A ces paroles, qui ressemblaient à un défi, Hacam ne put réprimer un mouvement de colère; mais se maîtrisant aussitôt, il reprit avec calme: «En ordonnant de t’amener ici, je repassais dans ma mémoire tous les genres de supplices, pour choisir le plus cruel à ton usage; mais à présent je te dis: Celui qui, à ce que tu prétends, t’avait ordonné de me haïr, il m’ordonne, à moi, de te pardonner. Vis et sois libre, sous la garde de Dieu! Tant que durera mon existence, je te le jure par le Tout-Puissant, tu seras, comme autrefois, entouré de faveurs et d’hommages… Plût à Dieu, ajouta-t-il en soupirant, que ce qui s’est passé n’eût point eu lieu!»
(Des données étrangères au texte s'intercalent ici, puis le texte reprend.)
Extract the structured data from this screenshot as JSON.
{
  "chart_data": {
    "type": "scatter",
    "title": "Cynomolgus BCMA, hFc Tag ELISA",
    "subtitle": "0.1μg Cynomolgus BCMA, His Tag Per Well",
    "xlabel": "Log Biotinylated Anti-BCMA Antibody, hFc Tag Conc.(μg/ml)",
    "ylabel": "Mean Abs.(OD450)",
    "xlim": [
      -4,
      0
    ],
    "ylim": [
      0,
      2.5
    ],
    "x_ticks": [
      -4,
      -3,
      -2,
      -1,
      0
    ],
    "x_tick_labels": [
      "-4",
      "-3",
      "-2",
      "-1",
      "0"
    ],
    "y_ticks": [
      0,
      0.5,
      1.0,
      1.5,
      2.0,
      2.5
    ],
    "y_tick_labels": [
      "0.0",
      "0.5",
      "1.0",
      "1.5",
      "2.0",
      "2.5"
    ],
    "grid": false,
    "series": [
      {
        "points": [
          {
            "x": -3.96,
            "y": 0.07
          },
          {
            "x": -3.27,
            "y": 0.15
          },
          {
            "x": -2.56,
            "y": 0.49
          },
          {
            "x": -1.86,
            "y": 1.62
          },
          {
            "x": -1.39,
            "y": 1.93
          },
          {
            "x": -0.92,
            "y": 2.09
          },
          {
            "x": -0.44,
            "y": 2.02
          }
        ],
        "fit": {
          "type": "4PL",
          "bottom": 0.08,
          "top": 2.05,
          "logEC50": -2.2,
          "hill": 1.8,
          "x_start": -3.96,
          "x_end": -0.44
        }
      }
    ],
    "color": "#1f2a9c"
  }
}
Etait-il possible de faire sentir au théologien avec plus de délicatesse et de douceur, que Dieu ne commande jamais la haine? Pourtant Tâlout feignit de ne pas comprendre la leçon qu’il venait de recevoir; peut-être même l’orgueil était-il trop enraciné dans son âme de bronze pour qu’il pût la comprendre. Sans prononcer un mot de remercîment, il ne répondit qu’aux dernières paroles du prince. «Si ce qui s’est passé n’eût point eu lieu, dit-il, ce serait mieux pour vous»… C’était menacer le monarque d’un terrible châtiment dans l’autre vie; mais Hacam, quoique convaincu que le droit était de son côté et non de celui des faquis, avait l’intention bien arrêtée de garder son sang-froid jusqu’au bout, et, feignant de ne pas avoir entendu ce que Tâlout venait de dire: «Où donc, reprit-il, Abou-’l-Bassâm s’est-il emparé de ta personne? – Ce n’est pas lui qui m’a pris, répondit Tâlout; c’est moi qui me suis mis entre ses mains. J’étais venu le trouver, au nom de l’amitié qui nous avait unis. – En quel endroit as-tu vécu pendant cette année-là? – Chez un juif de la ville.» Alors, s’adressant à Abou-’l-Bassâm, témoin muet de cet entretien, Hacam lui dit avec une profonde indignation: «Eh quoi! un juif a su honorer, dans un homme qui professe une religion autre que la sienne, la piété et la science; il n’a pas craint, en lui donnant asile, d’exposer à mon ressentiment sa personne, sa femme, ses enfants, sa fortune; et toi, tu as voulu me replonger dans des excès que je regrette. Sors d’ici, et que jamais ta présence ne souille mes regards!»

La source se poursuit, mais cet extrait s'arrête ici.